With the continuous growth of the population and the rapid development of the global economy, increasing human activities are driving land-cover utilization changes. Timely and accurate understanding of these changes is crucial for national economic construction, social development, and ecological protection. The use of multi-temporal remote sensing images to detect land cover changes, continuously update national land survey results, and maintain the accuracy and current status of basic geographic information is essential for intelligent change detection methods. However, existing land cover change detection is susceptible to the influence of light and seasonal variations, leading to pseudo-changes and misdetection or omission in change detection results. To address this, we design a remote sensing image change detection method based on adaptive boundary sensing. Convolutional neural networks (CNNs) excel at extracting local features, while Transformer is more advantageous in global feature extraction. Our method adopts a hybrid CNN and Transformer structure for feature extraction, combining edge information to enhance change detection sensitivity, providing more accurate results and improving the model resistance to external conditions such as light and seasonal interference.

During the encoding stage, res2net is employed as an encoder to extract multiscale features and enhance variation features through a difference enhancement module, reducing redundant feature interference. In the decoding stage, a boundary extractor using deformable convolution obtains precise semantic boundary features. These edge features guide the Transformer for contextual information aggregation. Finally, a multi-scale fusion output strategy integrates different scale feature maps, adding multiple connections between decoders of varying levels to fuse low-level spatial information with high-level semantic information, achieving contextual information aggregation, generating the predicted change map, and completing the change detection task.
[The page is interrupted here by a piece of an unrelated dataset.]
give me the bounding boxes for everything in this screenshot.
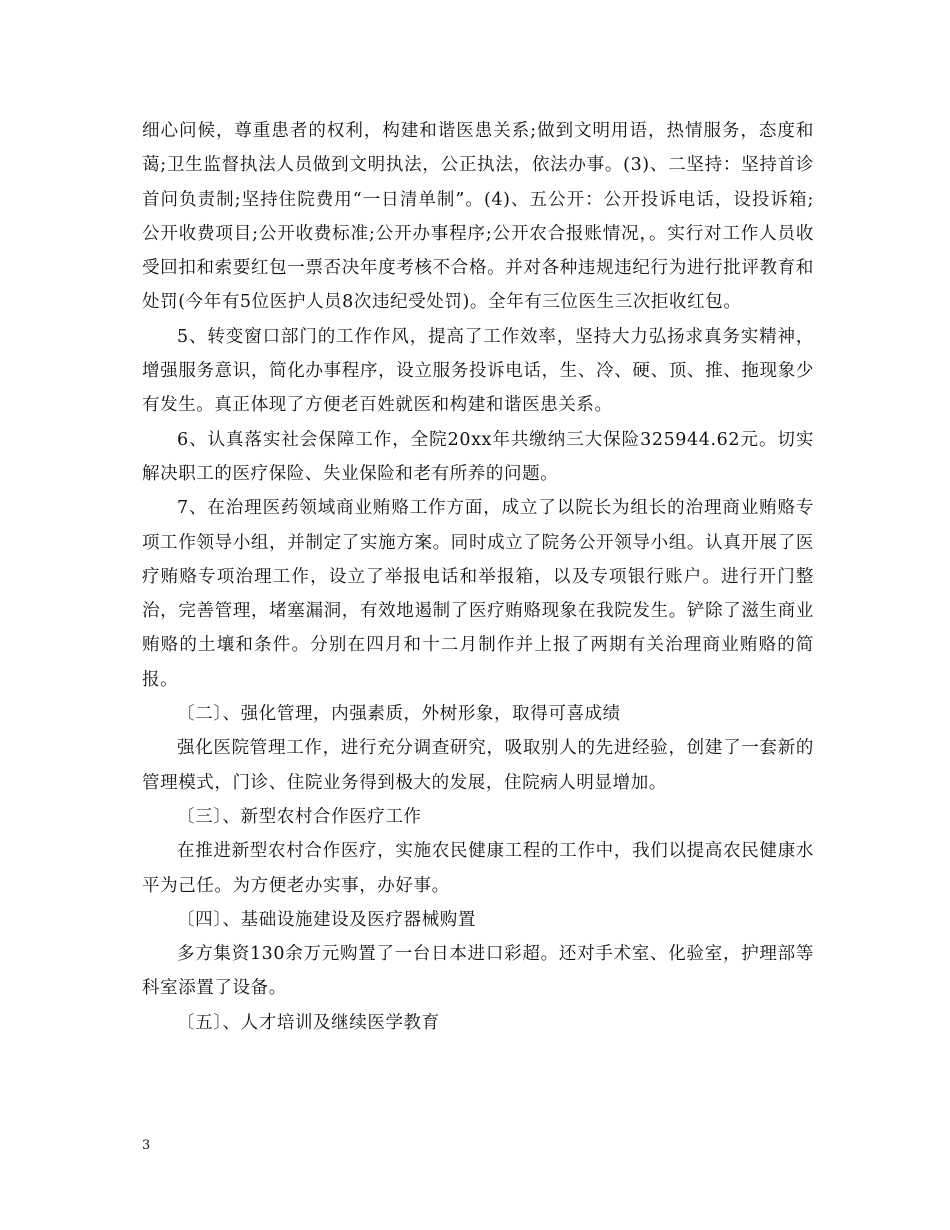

To validate our method’s effectiveness, experiments are conducted on two public datasets: ① the CLCD dataset, comprising 600 cropland change sample image pairs collected by Gaofen-2 satellites over Guangdong Province in 2017 and 2019, with resolutions ranging from 0.5 to 2 m; ② the RSCD dataset is publicly from the 2022 Aerospace Hongtu Cup Remote Sensing Image Intelligent Processing Algorithm Competition, consisting of 3000 image pairs from Gaofen-1 and Gaofen-2 with 0.8 m to 2 m resolution. On these two datasets, our method achieves F₁ scores of 72.82% and 58.96%, respectively. Meanwhile, visualization results also indicate better performance in recognizing both small and large area changes, with continuous boundaries and complete detection areas. Our method’s change maps closely match actual outcomes, accurately detecting changing areas’ spatial locations. This demonstrates that the edge-guided context aggregation proposed herein enhances the interaction between local detail and global semantic features during Transformer coding and decoding, improving detection efficacy. Compared with seven classical change detection methods on two datasets, our method outperforms the selected comparison methods. Ablation studies on the CLCD dataset further confirm the effectiveness of each module in enhancing overall performance.

Addressing boundary discontinuity and misdetection issues in land cover change detection of high-resolution remote sensing images, we design an adaptive boundary sensing method, which adopts a hybrid structure of CNN and Transformer. Selecting res2net as the encoder for multiscale feature extraction and differential enhancement, and leveraging edge features to guide Transformer for contextual information aggregation, we adopt a multi-scale output fusion strategy to combine global semantic and local detail features across layers. This approach yields more precise change detection results compared to other traditional methods, enhancing the model’s resilience to external condition interferences.